How to Sign a PDF on Android How to Sign a PDF on Android

How to complete and sign documents on Android

With airSlate SignNow, it’s simple to sign your gamble v united states wikipedia form on the go. Set up its mobile application for Android OS on your device and start improving eSignature workflows right on your smartphone or tablet.
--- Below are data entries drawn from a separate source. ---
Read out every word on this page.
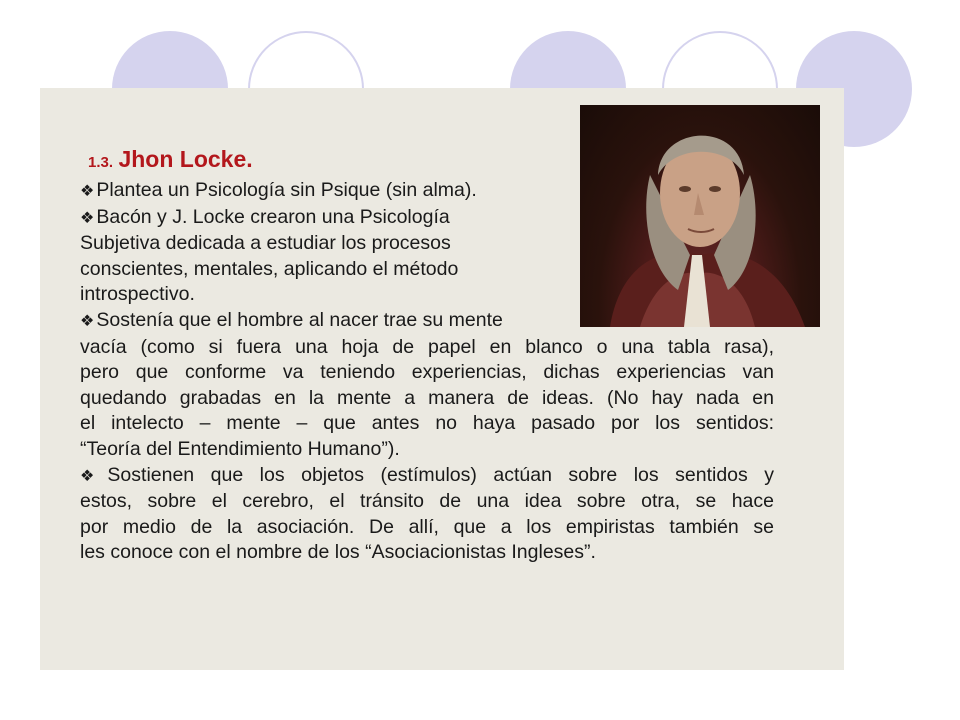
1.3. Jhon Locke.

❖ Plantea un Psicología sin Psique (sin alma).

❖ Bacón y J. Locke crearon una Psicología

Subjetiva dedicada a estudiar los procesos

conscientes, mentales, aplicando el método

introspectivo.

❖ Sostenía que el hombre al nacer trae su mente

vacía (como si fuera una hoja de papel en blanco o una tabla rasa),

pero que conforme va teniendo experiencias, dichas experiencias van

quedando grabadas en la mente a manera de ideas. (No hay nada en

el intelecto – mente – que antes no haya pasado por los sentidos:

“Teoría del Entendimiento Humano”).

❖ Sostienen que los objetos (estímulos) actúan sobre los sentidos y

estos, sobre el cerebro, el tránsito de una idea sobre otra, se hace

por medio de la asociación. De allí, que a los empiristas también se

les conoce con el nombre de los “Asociacionistas Ingleses”.
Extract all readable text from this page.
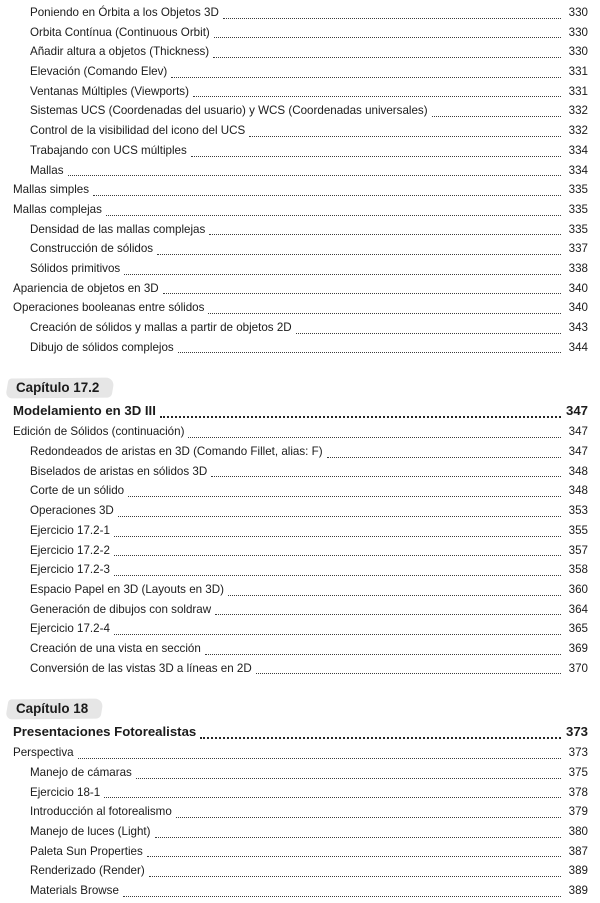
Poniendo en Órbita a los Objetos 3D	330
Orbita Contínua (Continuous Orbit)	330
Añadir altura a objetos (Thickness)	330
Elevación (Comando Elev)	331
Ventanas Múltiples (Viewports)	331
Sistemas UCS (Coordenadas del usuario) y WCS (Coordenadas universales)	332
Control de la visibilidad del icono del UCS	332
Trabajando con UCS múltiples	334
Mallas	334
Mallas simples	335
Mallas complejas	335
Densidad de las mallas complejas	335
Construcción de sólidos	337
Sólidos primitivos	338
Apariencia de objetos en 3D	340
Operaciones booleanas entre sólidos	340
Creación de sólidos y mallas a partir de objetos 2D	343
Dibujo de sólidos complejos	344
Capítulo 17.2
Modelamiento en 3D III	347
Edición de Sólidos (continuación)	347
Redondeados de aristas en 3D (Comando Fillet, alias: F)	347
Biselados de aristas en sólidos 3D	348
Corte de un sólido	348
Operaciones 3D	353
Ejercicio 17.2-1	355
Ejercicio 17.2-2	357
Ejercicio 17.2-3	358
Espacio Papel en 3D (Layouts en 3D)	360
Generación de dibujos con soldraw	364
Ejercicio 17.2-4	365
Creación de una vista en sección	369
Conversión de las vistas 3D a líneas en 2D	370
Capítulo 18
Presentaciones Fotorealistas	373
Perspectiva	373
Manejo de cámaras	375
Ejercicio 18-1	378
Introducción al fotorealismo	379
Manejo de luces (Light)	380
Paleta Sun Properties	387
Renderizado (Render)	389
Materials Browse	389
Follow the step-by-step guidelines to eSign your gamble v united states wikipedia form on Android:

  • 1.Open Google Play, find the airSlate SignNow application from airSlate, and install it on your device.
  • 2.Log in to your account or register it with a free trial, then import a file with a ➕ button on the bottom of you screen.
  • 3.Tap on the uploaded document and select Open in Editor from the dropdown menu.
  • 4.Tap on Tools tab -> Signature, then draw or type your name to electronically sign the template. Fill out empty fields with other tools on the bottom if necessary.
  • 5.Utilize the ✔ button, then tap on the Save option to end up with editing.

With an intuitive interface and total compliance with main eSignature standards, the airSlate SignNow app is the perfect tool for signing your gamble v united states wikipedia form. It even works without internet and updates all document changes when your internet connection is restored and the tool is synced. Fill out and eSign forms, send them for approval, and make re-usable templates anytime and from anywhere with airSlate SignNow.